L’objectif principal du projet est d’améliorer les ressources naturelles du bassin grâce à une meilleure gestion des pâturages et des systèmes de production fourragère, au développement de forêts communautaires, à l’amélioration de la biodiversité et des services de l’écosystème, à l’introduction des sources d’énergie alternatives, à la création d’ activités génératrices de revenus respectueuses de l’environnement, ainsi qu’au renforcement de l’enregistrement et de la reconnaissance des titres fonciers. Le projet est mis en œuvre en partenariat avec un certain nombre d’organisations gouvernementales et non gouvernementales spécialisées dans les différents secteurs.
Après deux ans, le projet commence déjà à faire ses preuves, notamment dans la gestion des pâturages et des systèmes de production fourragère dans les différents micro-bassins autour du Lac Tana. En fermant certaines zones au pâturage et en créant des systèmes de tranchées d’eau pour prévenir l’érosion du sol et régénérer la terre, puis en introduisant des plantes herbacées et fourragères, d’énormes améliorations sont apportées dans la revitalisation de la biodiversité de la zone.

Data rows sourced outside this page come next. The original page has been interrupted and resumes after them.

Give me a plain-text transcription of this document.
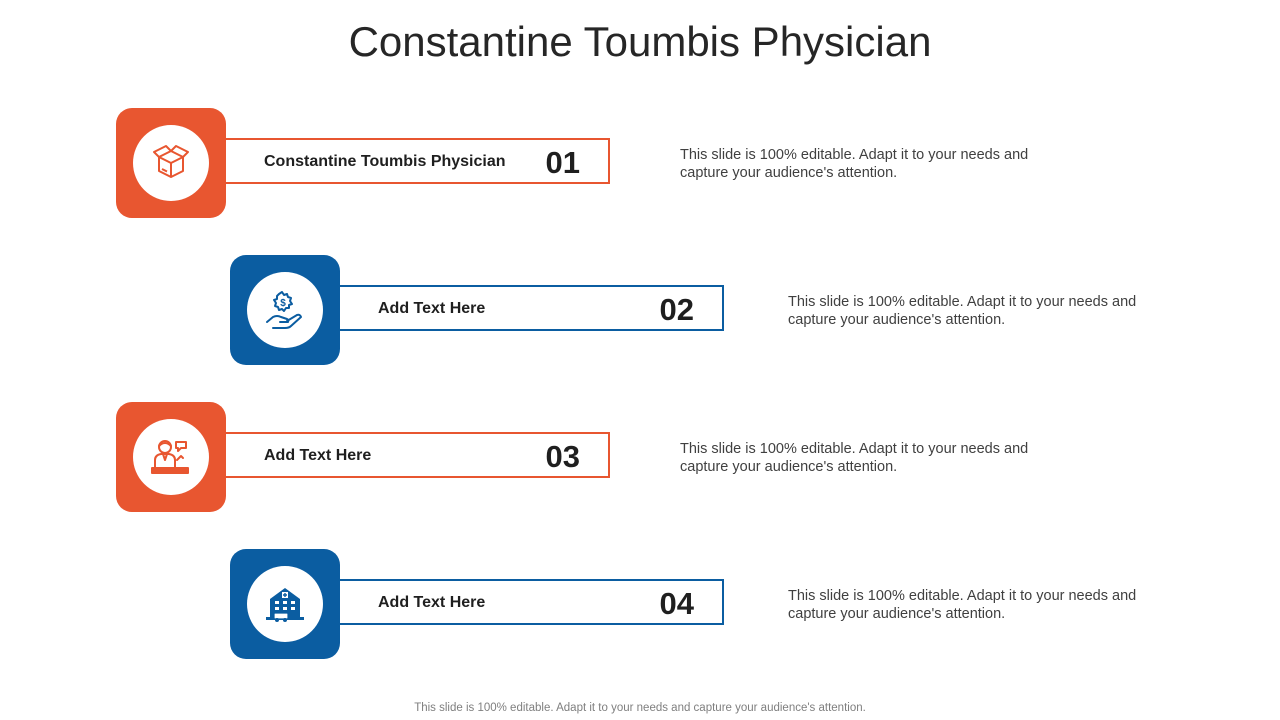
Constantine Toumbis Physician
Constantine Toumbis Physician 01	This slide is 100% editable. Adapt it to your needs and
capture your audience's attention.
$	Add Text Here	02	This slide is 100% editable. Adapt it to your needs and
capture your audience's attention.
Add Text Here	03	This slide is 100% editable. Adapt it to your needs and
capture your audience's attention.
Add Text Here	04	This slide is 100% editable. Adapt it to your needs and
capture your audience's attention.
This slide is 100% editable. Adapt it to your needs and capture your audience's attention.
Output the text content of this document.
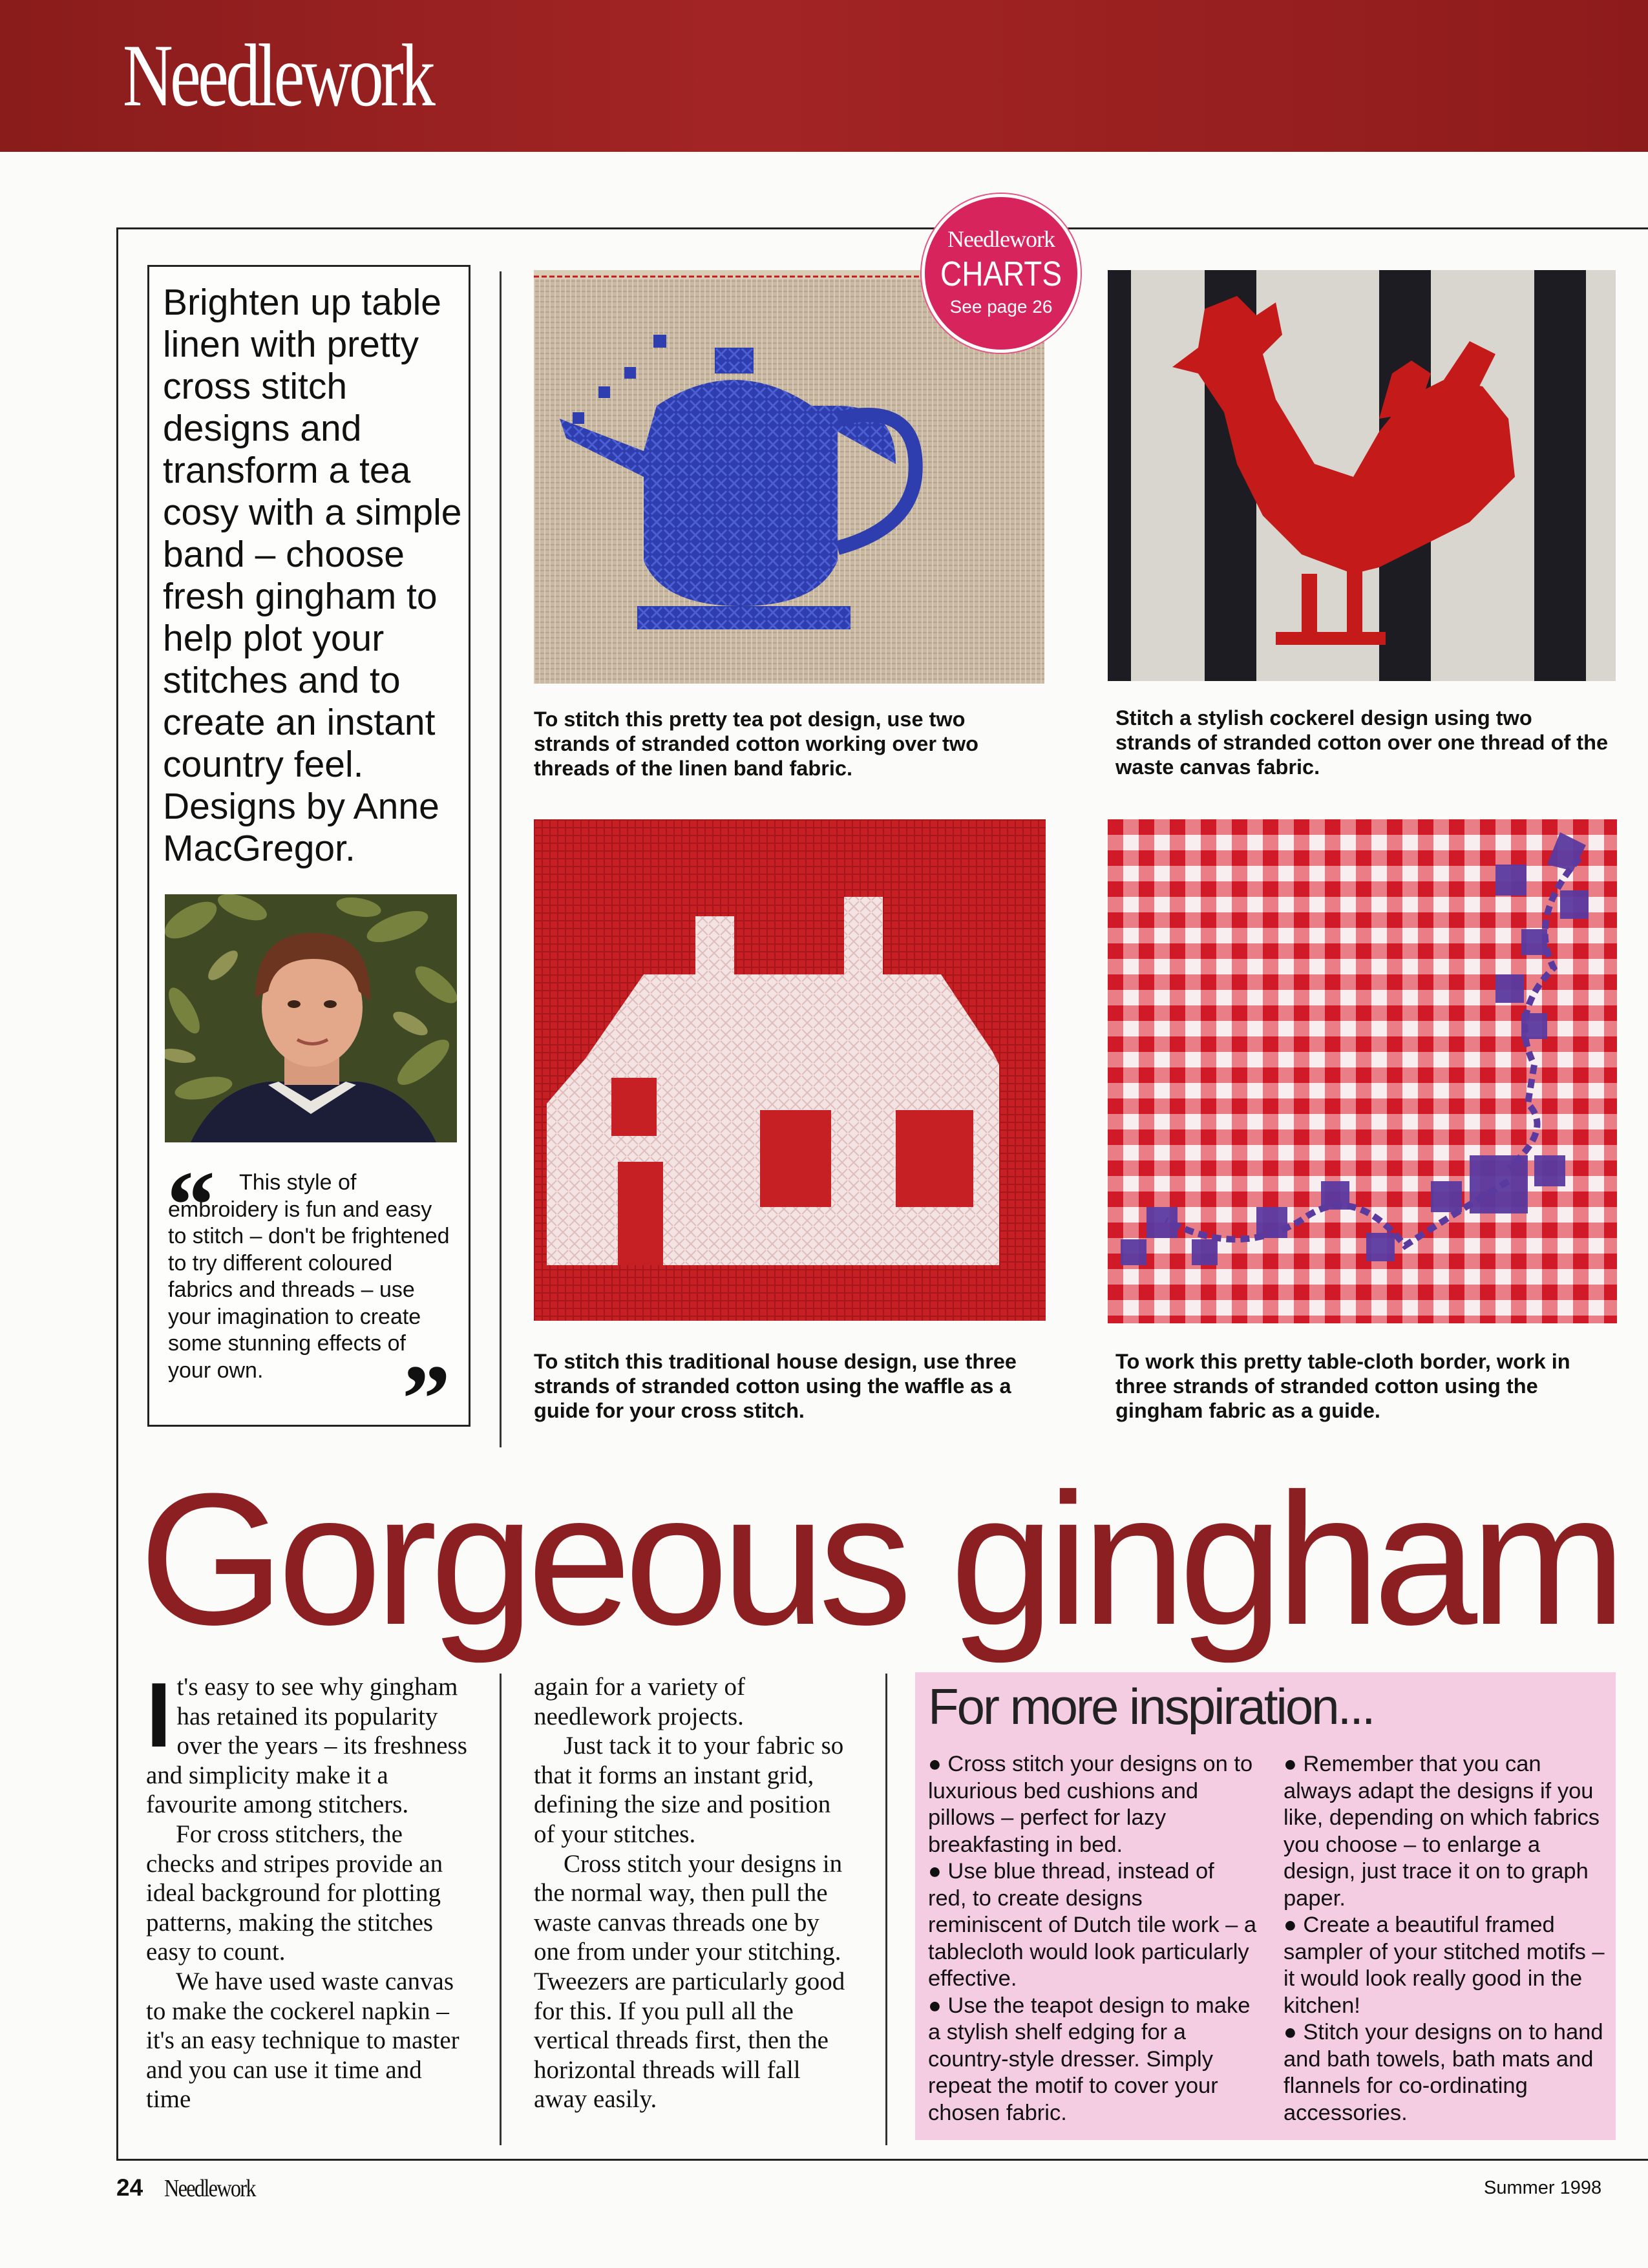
Needlework
Brighten up table linen with pretty cross stitch designs and transform a tea cosy with a simple band – choose fresh gingham to help plot your stitches and to create an instant country feel. Designs by Anne MacGregor.
“	This style of embroidery is fun and easy to stitch – don't be frightened to try different coloured fabrics and threads – use your imagination to create some stunning effects of your own.	”
To stitch this pretty tea pot design, use two strands of stranded cotton working over two threads of the linen band fabric.
Stitch a stylish cockerel design using two strands of stranded cotton over one thread of the waste canvas fabric.
To stitch this traditional house design, use three strands of stranded cotton using the waffle as a guide for your cross stitch.
To work this pretty table-cloth border, work in three strands of stranded cotton using the gingham fabric as a guide.
Needlework
CHARTS
See page 26
Gorgeous gingham
I t's easy to see why gingham has retained its popularity over the years – its freshness and simplicity make it a favourite among stitchers.

For cross stitchers, the checks and stripes provide an ideal background for plotting patterns, making the stitches easy to count.

We have used waste canvas to make the cockerel napkin – it's an easy technique to master and you can use it time and time

again for a variety of needlework projects.

Just tack it to your fabric so that it forms an instant grid, defining the size and position of your stitches.

Cross stitch your designs in the normal way, then pull the waste canvas threads one by one from under your stitching. Tweezers are particularly good for this. If you pull all the vertical threads first, then the horizontal threads will fall away easily.

For more inspiration...
● Cross stitch your designs on to luxurious bed cushions and pillows – perfect for lazy breakfasting in bed.
● Use blue thread, instead of red, to create designs reminiscent of Dutch tile work – a tablecloth would look particularly effective.
● Use the teapot design to make a stylish shelf edging for a country-style dresser. Simply repeat the motif to cover your chosen fabric.
● Remember that you can always adapt the designs if you like, depending on which fabrics you choose – to enlarge a design, just trace it on to graph paper.
● Create a beautiful framed sampler of your stitched motifs – it would look really good in the kitchen!
● Stitch your designs on to hand and bath towels, bath mats and flannels for co-ordinating accessories.
24 Needlework	Summer 1998
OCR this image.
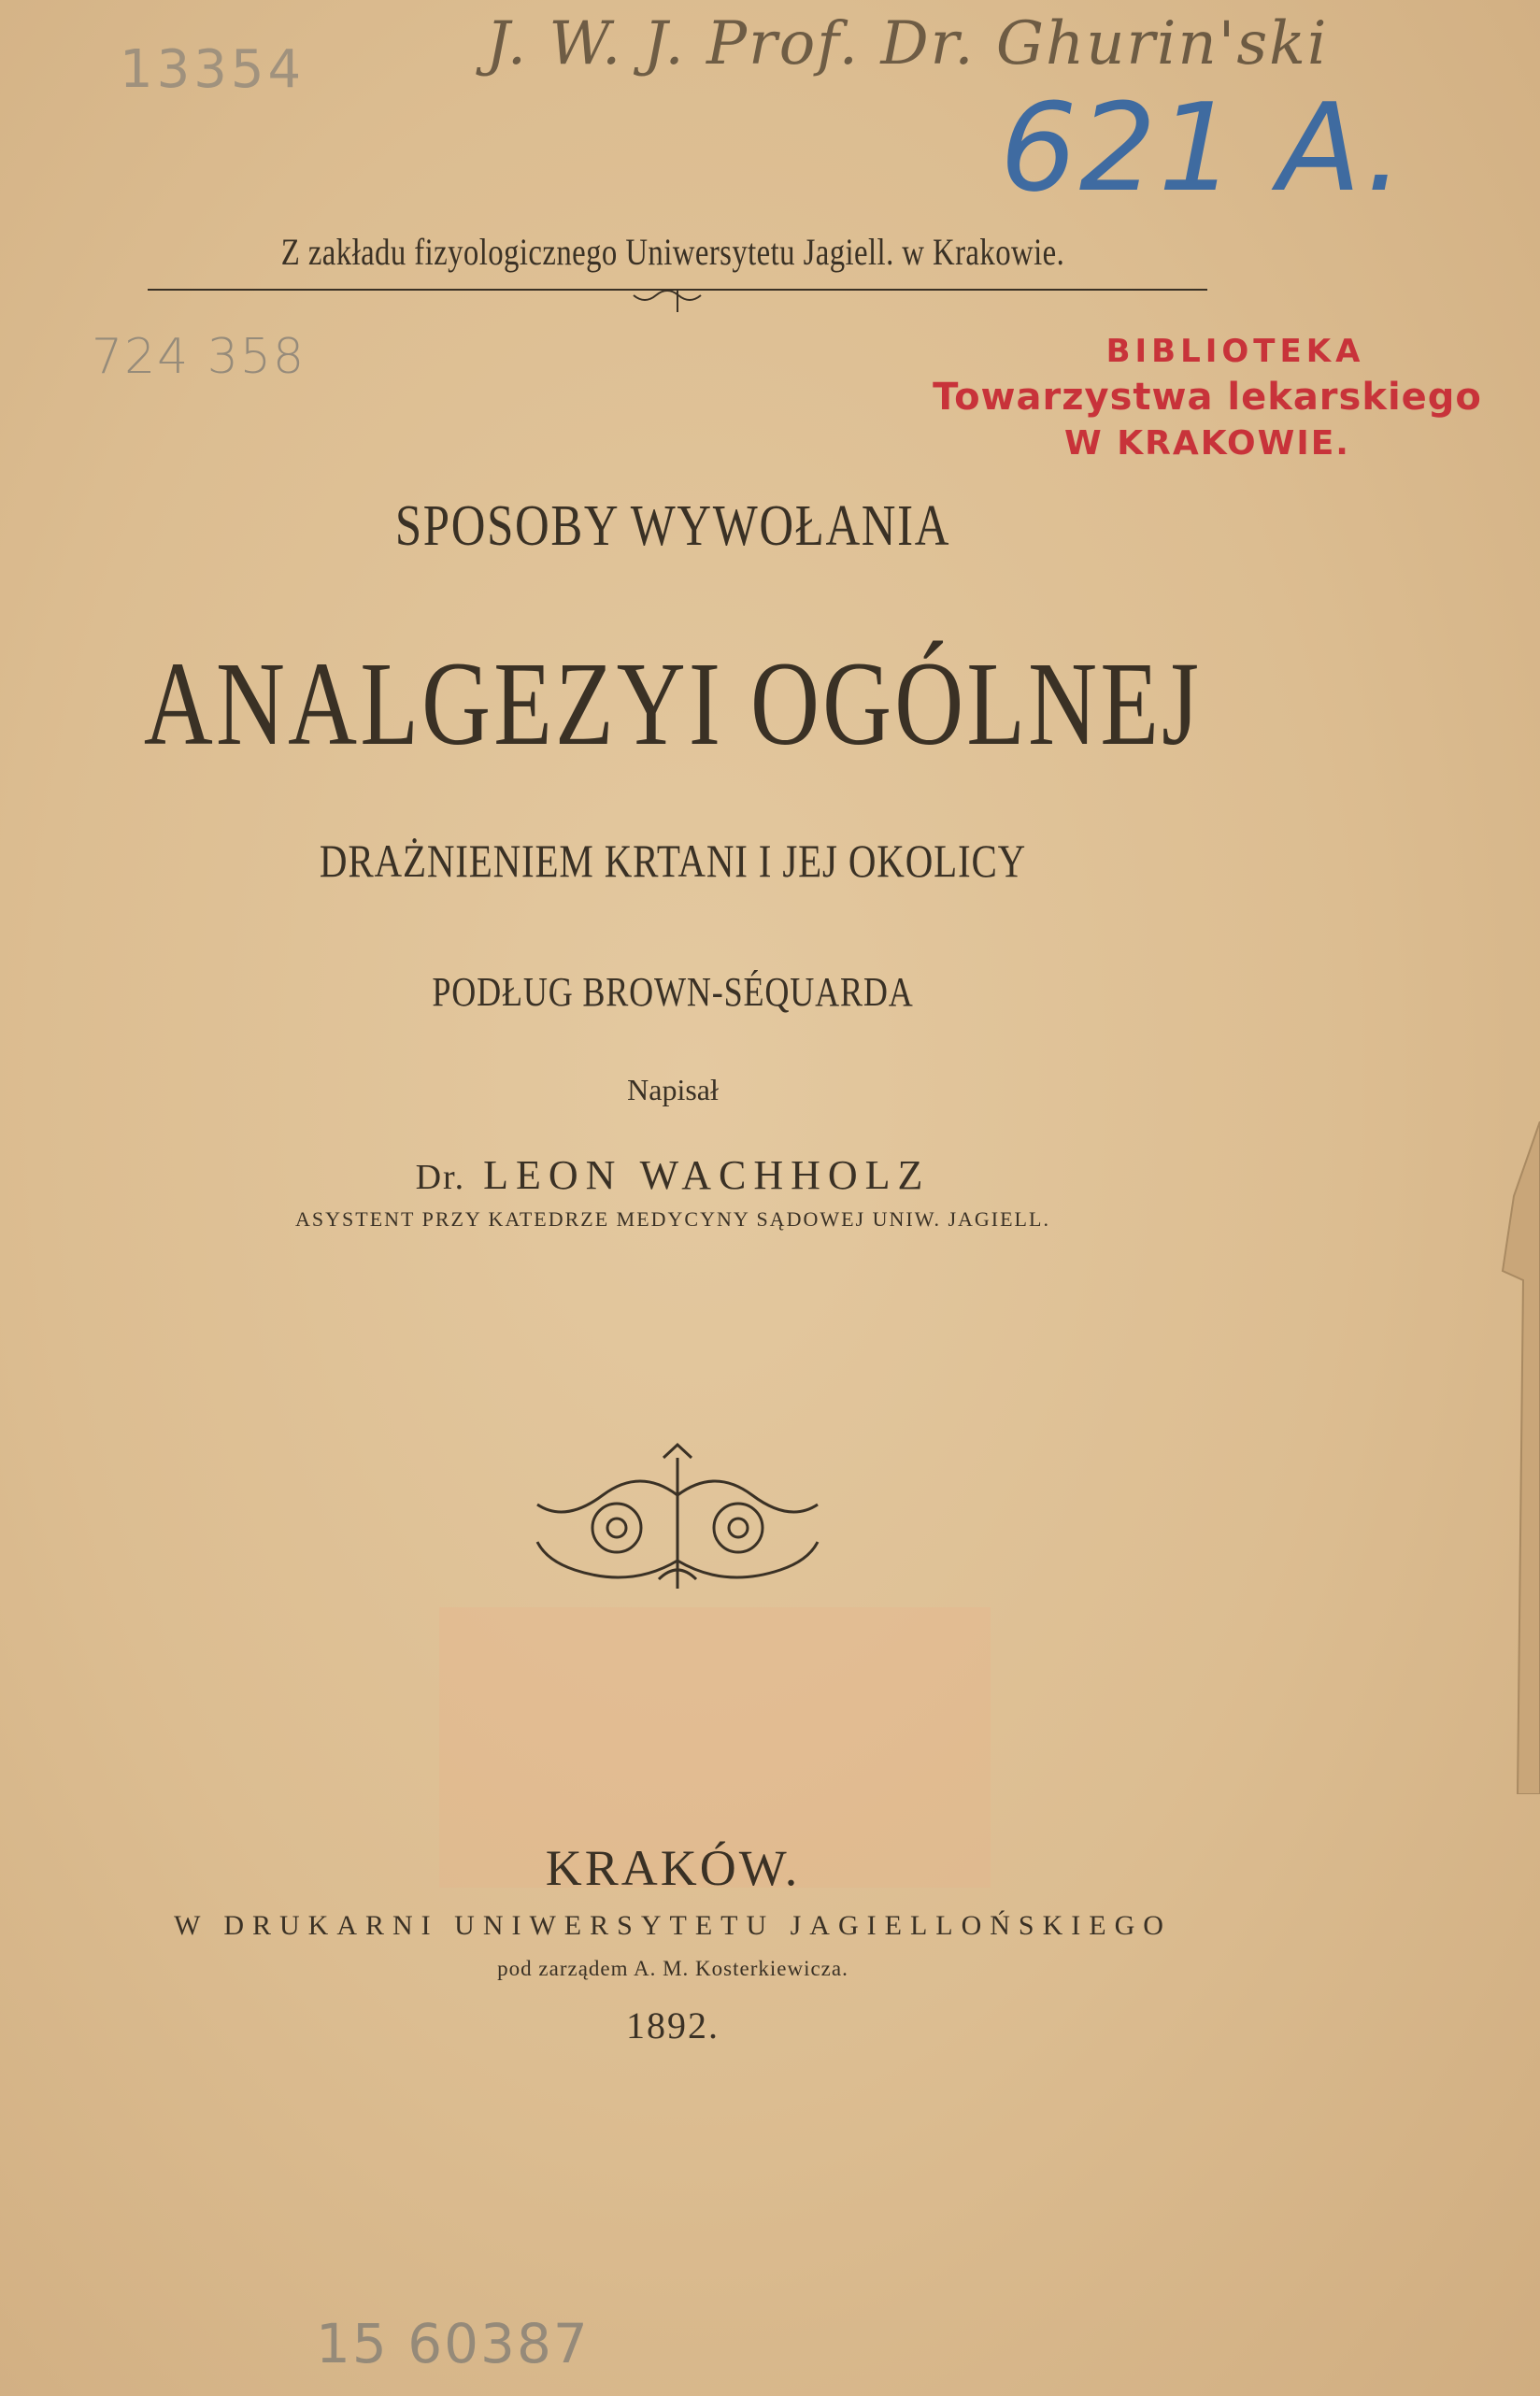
13354	J. W. J. Prof. Dr. Ghurin'ski
621 A.
Z zakładu fizyologicznego Uniwersytetu Jagiell. w Krakowie.
724 358	BIBLIOTEKA
Towarzystwa lekarskiego
W KRAKOWIE.
SPOSOBY WYWOŁANIA
ANALGEZYI OGÓLNEJ
DRAŻNIENIEM KRTANI I JEJ OKOLICY
PODŁUG BROWN-SÉQUARDA
Napisał
Dr. LEON WACHHOLZ
ASYSTENT PRZY KATEDRZE MEDYCYNY SĄDOWEJ UNIW. JAGIELL.
KRAKÓW.
W DRUKARNI UNIWERSYTETU JAGIELLOŃSKIEGO
pod zarządem A. M. Kosterkiewicza.
1892.
15 60387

Dans le micro-bassin de Kernwary situé dans le Wodera de Dangela Zuria, au sud-est de la capitale régionale, Bahar Dar, la communauté a sélectionné, sur une superficie totale de 600 hectares (ha), environ 120 ha de terres communales (situées sur une pente douce) à fermer au pâturage. Sur ces terres, un système de tranchées d’eau en terrasse a été construit pour empêcher l’érosion des sols et approvisionner en eau le village situé en aval et le bétail en fourrage. Le système, connu sous le nom de Cut and Carry (ou sylviculture fourragère), intègre la conservation des sols et de l’eau avec la production de fourrage et la préservation de la biodiversité. Au fur et à mesure que les tranchées supérieures se remplissent d’eau de pluie et d’autres sources, l’eau ruisselle doucement à travers le système des tranchées pour créer un courant d’eau fraîche et propre en aval. Dans le même temps, les tranchées empêchent l’érosion des sols. « Les tranchées font percoler l’eau vers le bas et, au bout de quelques années, l’eau peut être utilisée par les villageois à des fins d’irrigation », a expliqué Mulugeta Dershe, le coordonnateur CBIREMP pour le Woreda de Dangela Zuria. « Avant que la communauté ne construise ce système, la zone était complètement inculte et entièrement composée de roches et de pierres. Rien n’y poussait, pas même de l’herbe, rien. En un peu plus d’un an, le changement est impressionnant : la zone est couverte de divers arbustes et herbes, affichant une biodiversité qui avait été oubliée dans cette communauté ».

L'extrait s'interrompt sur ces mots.